Иосиф Бродский. Большая книга интервью | страница 44



Я думаю о строках: «Спросить / смысл ich bin, иначе безумен… Что ж, как поэт он выигрывает; как мужчина / проигрывает». Для меня эти строки имеют юмористический оттенок, но в них присутствует что-то очень глубокое.

Это были хорошие стихи. Это был 1965 год, деревня Норенская, давно, четырнадцать лет назад, годы прошли, удивительно.

Считаете ли вы, что изгнание повлияло на ваш интерес к наблюдению за языком немножко со стороны? А на темы, касающиеся отчуждения?

Если быть абсолютно честным, думаю, да. Однако я притворяюсь, и имею на то основания, что нет, потому что по сути любая страна — это просто продолжение пространства. Когда я приехал сюда, я велел себе не делать истории из этой перемены, вести себя так, как будто ничего не произошло. Так я себя и вел. Думаю, что и продолжаю. Но в первые два-три года я чувствовал, что скорее веду себя, чем живу. Ну, больше веду себя так, как будто ничего не произошло. Теперь лицо и маска, я думаю, склеились. Просто я не чувствую этого, не могу провести различие.

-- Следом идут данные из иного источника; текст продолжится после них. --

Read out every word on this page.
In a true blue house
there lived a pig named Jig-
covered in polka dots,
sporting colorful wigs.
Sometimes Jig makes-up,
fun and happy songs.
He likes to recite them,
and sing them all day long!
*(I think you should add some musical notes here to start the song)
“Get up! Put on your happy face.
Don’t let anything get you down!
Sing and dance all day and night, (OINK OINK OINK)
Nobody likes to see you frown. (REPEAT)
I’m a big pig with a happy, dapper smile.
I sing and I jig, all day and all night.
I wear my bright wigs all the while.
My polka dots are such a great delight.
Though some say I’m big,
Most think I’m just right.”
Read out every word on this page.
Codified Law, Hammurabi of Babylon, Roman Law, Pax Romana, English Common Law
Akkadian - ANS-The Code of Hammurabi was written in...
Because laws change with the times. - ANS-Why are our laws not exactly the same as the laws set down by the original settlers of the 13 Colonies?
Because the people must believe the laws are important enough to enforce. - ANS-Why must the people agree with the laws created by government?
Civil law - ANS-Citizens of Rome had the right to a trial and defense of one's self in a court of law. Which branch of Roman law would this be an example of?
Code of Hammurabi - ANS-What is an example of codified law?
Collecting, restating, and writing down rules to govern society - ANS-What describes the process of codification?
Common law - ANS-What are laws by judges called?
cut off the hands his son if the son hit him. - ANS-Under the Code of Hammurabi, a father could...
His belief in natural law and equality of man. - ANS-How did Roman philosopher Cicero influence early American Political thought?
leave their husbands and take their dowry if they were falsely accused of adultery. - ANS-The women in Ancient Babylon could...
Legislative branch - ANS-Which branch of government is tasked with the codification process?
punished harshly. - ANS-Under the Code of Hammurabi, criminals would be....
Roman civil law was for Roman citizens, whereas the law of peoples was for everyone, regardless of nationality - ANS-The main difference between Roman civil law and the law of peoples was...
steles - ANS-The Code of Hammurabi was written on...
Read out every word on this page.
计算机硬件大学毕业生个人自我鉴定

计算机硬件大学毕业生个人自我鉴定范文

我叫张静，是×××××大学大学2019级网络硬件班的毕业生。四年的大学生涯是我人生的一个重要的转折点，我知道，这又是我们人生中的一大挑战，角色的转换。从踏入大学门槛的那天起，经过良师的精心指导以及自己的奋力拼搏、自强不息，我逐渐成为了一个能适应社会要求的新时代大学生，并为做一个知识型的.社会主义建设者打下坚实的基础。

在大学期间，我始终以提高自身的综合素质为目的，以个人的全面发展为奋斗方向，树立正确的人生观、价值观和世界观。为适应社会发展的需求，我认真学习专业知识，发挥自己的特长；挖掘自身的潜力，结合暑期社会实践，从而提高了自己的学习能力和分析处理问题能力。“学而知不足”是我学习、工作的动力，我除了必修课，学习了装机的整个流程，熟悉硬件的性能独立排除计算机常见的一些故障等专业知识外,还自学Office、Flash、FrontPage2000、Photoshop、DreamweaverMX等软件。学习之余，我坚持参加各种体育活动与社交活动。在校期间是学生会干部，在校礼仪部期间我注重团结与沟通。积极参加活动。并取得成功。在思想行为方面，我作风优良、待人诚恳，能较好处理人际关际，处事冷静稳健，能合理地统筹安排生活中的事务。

В смысле моего интереса и того, как повлияла на меня на перемена, я не знаю, что можно сказать с уверенностью. Потому что определенные вещи действительно про- и дошли. Например, я стал меньше тосковать по определенным культурным феноменам, по идее авангарда в искусстве. Теперь я думаю, что это дерьмо на девяносто процентов, если не больше. Если бы я остался в России, я продолжал бы считать, что театр абсурда — великая вещь. И все же я действительно не знаю. Я думаю, человека заставляет изменить отношение или восприятие не столько его реальный опыт, реальный вкус того или иного явления, а старение само по себе. Становишься менее взволнованным. Не становишься умнее, но становишься, так сказать, более земным. В каком-то смысле это вредно, потому ко популярный вариант поэзии требует от поэта какого-то приподнятого состояния. И должен сказать, что в России и вообще был немножко более, как бы выразиться… неземным. Я никогда не был неземным, но у меня были более неземные заботы. Когда я писал стихи, я чаще впадал в поиск невидимого на ощупь. Но это часто приводило меня к какой-то мистической бессвязности, которую я и тогда презирал. Если что-то подобное происходит сегодня, то более точно, а потому менее часто. Опять же, я не стал бы приписывать это перемене обстановки. Это результат старения, у которого есть благородное название «зрелость», хотя очень часто я испытываю такую неуверенность, как будто мне девятнадцать или восемнадцать. Поэзия — лучшая школа неуверенности. Что касается моего отношения к языку, к моему языку, то пока я не думаю, что произошло что-то действительно плохое. Наоборот. Дома языком пользуешься второпях. Вроде бы доверяешься… ну, на самом деле не доверяешься, но писание — это что-то автоматическое. Например, есть масса пассажей в тех стихах — хотя я не часто в них заглядываю, потому что не выношу этого, — где я вижу, что язык используется как-то неряшливо. Тогда я был внимательнее, воздержаннее.